顾承章揉了揉眼睛,还没看见曹靖,就有军士上前,“请交出兵器。”
顾承章摇了摇头,“此剑不离身,便是接见韩骧大王时,在下也未曾解剑。”
军士皱眉道,“中军解剑,是军规。”
“我不是郑国士兵,不受此军规约束。”
“既如此,你便不可见曹将军。”
“那算了。”
顾承章转身就走。
“等等!让他进来吧。”
军士只好带顾承章入内,躬身道,“大司马,使者到了。”
顾承章拱手道,“在下顾思灵,太子韩博武帐下效命,奉命前来,希望……”
“如果是来劝降,尊使免开尊口。”曹靖打断了他,“除了劝降,还有什么事吗?”
“没了。”
“没了?”
“是啊。我就是来劝降的,既然曹将军不愿降,在下告辞,打扰了。”
曹靖皱了皱眉,哪有这样劝降的,不让说就不说了?一点说客的影子都没有啊。
“等一下!”
顾承章回头,“曹将军有事?”
“你……”曹靖欲言又止。
顾承章这才看清楚对方的长相,约莫五十岁上下,不胖不瘦,特意蓄留的山羊胡有一半已经白了,比较显老。当然,也透出一股稳重的气质。
“你当个使者,或者说客,未免太不尽责了。”
“我本就不是说客,我是个修行者。”顾承章笑了笑,“来之前我就和韩博武说了,你不会降,可他就是不死心,一定要我走一趟。说白了,我本就不想来。既然来了,也是抱着办不成事的心态。”
曹靖痛苦地捂住额头。
这什么人啊?跟有病似的。他问道,“韩博武帐下无人了吗?派了你这么个货色?”
“你这讲的是人话吗?”顾承章反问道,“我本来就是来劝降的,你不让开口啊。现在要走,你又说我不尽责。那你给句痛快话,降不降?”
“不降!”
“那不就得了。”顾承章走了几步,又回头道,“请将军告诉城中百姓,风韩是来取天子赏赐的国土,不是来烧杀抢掠的。我军进城之后,尔等即为风韩子民,保证秋毫无犯。请静待家中,无需惊慌。”

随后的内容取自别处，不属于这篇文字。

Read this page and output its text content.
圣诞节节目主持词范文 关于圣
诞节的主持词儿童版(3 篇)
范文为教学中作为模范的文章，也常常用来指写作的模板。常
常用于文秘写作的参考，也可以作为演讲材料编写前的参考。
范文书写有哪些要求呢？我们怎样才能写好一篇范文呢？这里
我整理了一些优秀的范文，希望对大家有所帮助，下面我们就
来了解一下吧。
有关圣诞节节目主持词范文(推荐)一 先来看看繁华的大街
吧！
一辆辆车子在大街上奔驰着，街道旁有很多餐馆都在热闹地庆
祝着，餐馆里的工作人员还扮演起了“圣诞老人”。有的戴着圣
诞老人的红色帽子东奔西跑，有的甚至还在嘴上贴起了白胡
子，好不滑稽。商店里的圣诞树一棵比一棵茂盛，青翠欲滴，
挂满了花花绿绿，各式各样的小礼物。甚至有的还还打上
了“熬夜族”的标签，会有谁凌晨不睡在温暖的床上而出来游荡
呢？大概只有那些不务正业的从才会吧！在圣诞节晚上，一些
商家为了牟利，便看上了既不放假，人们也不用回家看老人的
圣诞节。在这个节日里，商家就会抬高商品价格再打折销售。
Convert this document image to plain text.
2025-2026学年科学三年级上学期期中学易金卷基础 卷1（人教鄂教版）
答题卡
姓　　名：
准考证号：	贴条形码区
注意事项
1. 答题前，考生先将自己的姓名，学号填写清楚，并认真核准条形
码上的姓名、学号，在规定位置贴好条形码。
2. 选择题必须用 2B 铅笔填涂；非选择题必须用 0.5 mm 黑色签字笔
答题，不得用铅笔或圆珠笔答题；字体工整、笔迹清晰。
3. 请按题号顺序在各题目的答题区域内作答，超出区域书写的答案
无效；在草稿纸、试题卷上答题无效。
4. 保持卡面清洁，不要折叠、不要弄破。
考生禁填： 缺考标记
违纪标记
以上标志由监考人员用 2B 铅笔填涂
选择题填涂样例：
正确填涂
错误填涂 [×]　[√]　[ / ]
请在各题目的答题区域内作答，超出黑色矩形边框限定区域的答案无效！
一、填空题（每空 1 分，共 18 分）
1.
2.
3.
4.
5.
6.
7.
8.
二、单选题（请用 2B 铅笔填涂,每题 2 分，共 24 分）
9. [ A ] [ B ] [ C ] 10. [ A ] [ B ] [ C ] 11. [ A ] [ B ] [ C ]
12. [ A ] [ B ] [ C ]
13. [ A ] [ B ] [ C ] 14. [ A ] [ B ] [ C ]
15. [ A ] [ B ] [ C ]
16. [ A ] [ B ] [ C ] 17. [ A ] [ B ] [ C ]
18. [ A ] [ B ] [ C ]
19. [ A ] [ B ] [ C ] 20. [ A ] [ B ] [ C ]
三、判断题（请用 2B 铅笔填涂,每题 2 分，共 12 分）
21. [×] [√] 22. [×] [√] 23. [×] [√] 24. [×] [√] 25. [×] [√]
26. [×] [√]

“你说来就来,说走就走,把这里当什么地方了?”曹靖冷哼一声,站了起来,“这是我中军帅台!岂容你放肆?”
“我哪里放肆了?”顾承章不解地问道,“我来劝降,成了就好,不成也没有恶语相向,哪里放肆了?”
“你敢来劝降,就是藐视我等,还说不放肆?来人,拿下!”
“等下!”顾承章喝住士兵,说道,“第一,有句话叫两军交战,不斩来使,我可是带着节杖和文书来的。第二,我可是风韩副将,兼太子府校尉,你说拿就拿、说杀就杀,想过后果没有?”
“我就是要借你的人头,告诉三军将士,今日,只有战死的将军,没有投降的将军!”
王八蛋,害死我了。顾承章丢掉节杖,手按剑柄,冷笑道,“老匹夫,想清楚了,老子是剑修,在这个距离,这帮酒囊饭袋是挡不住我的,要试试?”
一股锐利的剑意从他身上散发出来,冷冷地罩住了曹靖。